Monday, September 10, 2012

IV Breakdown


If my life was based on my all-time favorite television series, Friends, this episode would be called, “the one with the IV breakdown”. Instead of a coffee shop, the scene would open on the usual clinical practice suite, and the usual mixed group of 6 students (including me) preparing to practice putting in an IV line on each other, under nurse supervision. It would quickly become clear to our group that we were not blessed with good practice veins among us. One guy was a body builder and though his veins were large, they had many valves, and often would sort of disappear even after you inserted the needle and got blood from them.  Another student had virtually indistinguishable veins from her skin, and it was near impossible to find a vein that was usable for a beginner’s IV access. And, as for me, after 2 sticks my pain sensors activated my migraines and I teared up and got dizzy and said I could no longer be stuck, as, unfortunately for my classmates sake, IV insertion hurt a lot more then blood drawing, and I was just not feeling good that day. For our group, this literally meant that one student had to basically became the group pincushion.

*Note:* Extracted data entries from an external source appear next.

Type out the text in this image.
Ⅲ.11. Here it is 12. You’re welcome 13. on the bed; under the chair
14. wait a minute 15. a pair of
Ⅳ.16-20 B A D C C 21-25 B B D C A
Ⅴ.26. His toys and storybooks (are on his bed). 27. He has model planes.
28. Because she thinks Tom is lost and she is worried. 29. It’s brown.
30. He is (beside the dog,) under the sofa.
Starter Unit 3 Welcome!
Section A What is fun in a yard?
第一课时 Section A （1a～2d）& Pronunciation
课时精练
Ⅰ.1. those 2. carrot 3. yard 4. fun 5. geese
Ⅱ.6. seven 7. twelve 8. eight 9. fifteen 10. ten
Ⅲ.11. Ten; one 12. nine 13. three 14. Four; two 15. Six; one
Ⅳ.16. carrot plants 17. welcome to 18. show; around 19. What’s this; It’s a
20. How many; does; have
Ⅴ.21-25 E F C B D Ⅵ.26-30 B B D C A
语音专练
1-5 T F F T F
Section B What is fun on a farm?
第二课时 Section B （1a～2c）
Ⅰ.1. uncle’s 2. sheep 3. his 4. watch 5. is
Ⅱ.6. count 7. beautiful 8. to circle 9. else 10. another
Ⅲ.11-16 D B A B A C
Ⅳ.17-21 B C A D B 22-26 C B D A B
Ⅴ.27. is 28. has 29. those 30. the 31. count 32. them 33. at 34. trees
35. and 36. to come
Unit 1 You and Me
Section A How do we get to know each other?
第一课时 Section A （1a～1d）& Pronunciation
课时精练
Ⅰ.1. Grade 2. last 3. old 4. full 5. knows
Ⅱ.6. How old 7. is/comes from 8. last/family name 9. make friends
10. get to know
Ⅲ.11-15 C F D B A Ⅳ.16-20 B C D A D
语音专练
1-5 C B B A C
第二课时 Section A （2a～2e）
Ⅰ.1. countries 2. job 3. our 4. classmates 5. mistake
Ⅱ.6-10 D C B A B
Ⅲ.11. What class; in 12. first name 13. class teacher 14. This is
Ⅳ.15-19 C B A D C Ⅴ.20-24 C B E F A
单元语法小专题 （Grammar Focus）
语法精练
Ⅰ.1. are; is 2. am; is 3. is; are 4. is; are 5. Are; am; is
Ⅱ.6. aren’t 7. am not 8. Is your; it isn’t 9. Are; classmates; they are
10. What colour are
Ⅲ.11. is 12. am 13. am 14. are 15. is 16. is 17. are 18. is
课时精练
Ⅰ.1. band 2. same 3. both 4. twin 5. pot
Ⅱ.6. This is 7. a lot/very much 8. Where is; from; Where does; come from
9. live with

By the time it was my turn to go, I knew I had no choice but to use our one student, as I was last and by then we had determined no one else was plausible. However, by then, he had already be stuck a good 6/7 times by others as no one was able to get an IV on the first try and often the IV plastic part bent inside the hand/vein of the patient being stuck.

Before it was my turn to go, the nurse in the room said, “you have seen everyone else go, you will be perfect right? Then we can just leave”…Hoping she was right, and knowing in my heart that my procedural skills were never going to be the “see one, do one” perfectly kind…I went for it. Even though I got a blood flash, somehow I messed up on pushing the plastic part forward and therefore, I messed up my first try. This set off a fury in my nurses head.

“You have to get this next try or I can’t sign off on you and you can’t pass this course.”  (WAIT. Did she just tell me I was going to fail?….You can’t say FAIL to a med student…that’s basically a curse word.)

“He only has one vein left, look at this poor guy”, she then said. (Oh good, I thought, make me feel EVEN worse that I am going last on the guy who volunteered to continue to serve as our dummy because he was a former phlebotomist. Plus, I’ve only stuck him once so far, and the person before me went 6 times on him. Give me a chance. )

Meanwhile, my friend on the table (the dummy) was saying back to her, “I have leg veins too”. “I was a phlebotomist on kids”. “What is one more stick?”. “Just Let her finish!” Likely, he could tell this woman’s intensity was not going to help me be successful. That, or he could see the steam coming out of my ears and the tears welling up in my eyes.

“Seriously though”, the nurse replied, “you have to get this or you will have to come back tomorrow or something. You definitely can’t go on the wards until you pass this.” (WAIT, Did she just threaten me?).

Shit. !#@$^#$%&% I messed up again. How did I do that? I saw blood and everything? (She messed me up half way through and paused me. Just like when they made me stop before parking on my driving test when I was 16 and then made me turn in to park. NO MOMENTUM. OF COURSE I HIT THE DAMNED CONE.)

(Oh no…Now I am crying)

As the tears welled up in my eyes and then streamed down my face, it was as if I sounded a silent alarm and the other 6 nurses and clinical administrator waiting (and wondering what was taking us so long) came rushing into the room. All I could see were lots of people talking, and all I could do was, look at my friend with all his bandages, then look at them, and yell, “I did NOT do that to him. I ONLY WENT TWICE.” (as the tears just kept streaming down my face).

The administrator came up to me in the hallway and asked me what I wanted to do and whether I wanted to come back the next day to finish. To this, I quickly replied with a slightly nicer version of “HELL TO THE NO”. I wanted to get it done and I wanted all of the people out of my room and out of my way. She told me to wash my face, and she left me with the ballsy, no-holds-bar nurse from my blood draw day to get me in and out.

Ultimately, with the nurse walking me through to the end, I finally got through the IV day….but all I could think about was how I cried in front of all the nurses and what a fool out of myself I had made. I am sure not feeling well had something to do with it, but so did the fact that I was supposed to be learning and the nurse threatened to fail me, which has never happened on any of my learning sessions.

As I was leaving one of the nurses said to me, “What specialty do you think you are going to go into???!?”

I responded….”Something non-procedural I’ll tell you that”…

And, all of them laughed. Loudly.

At least humor is a mature defense mechanism.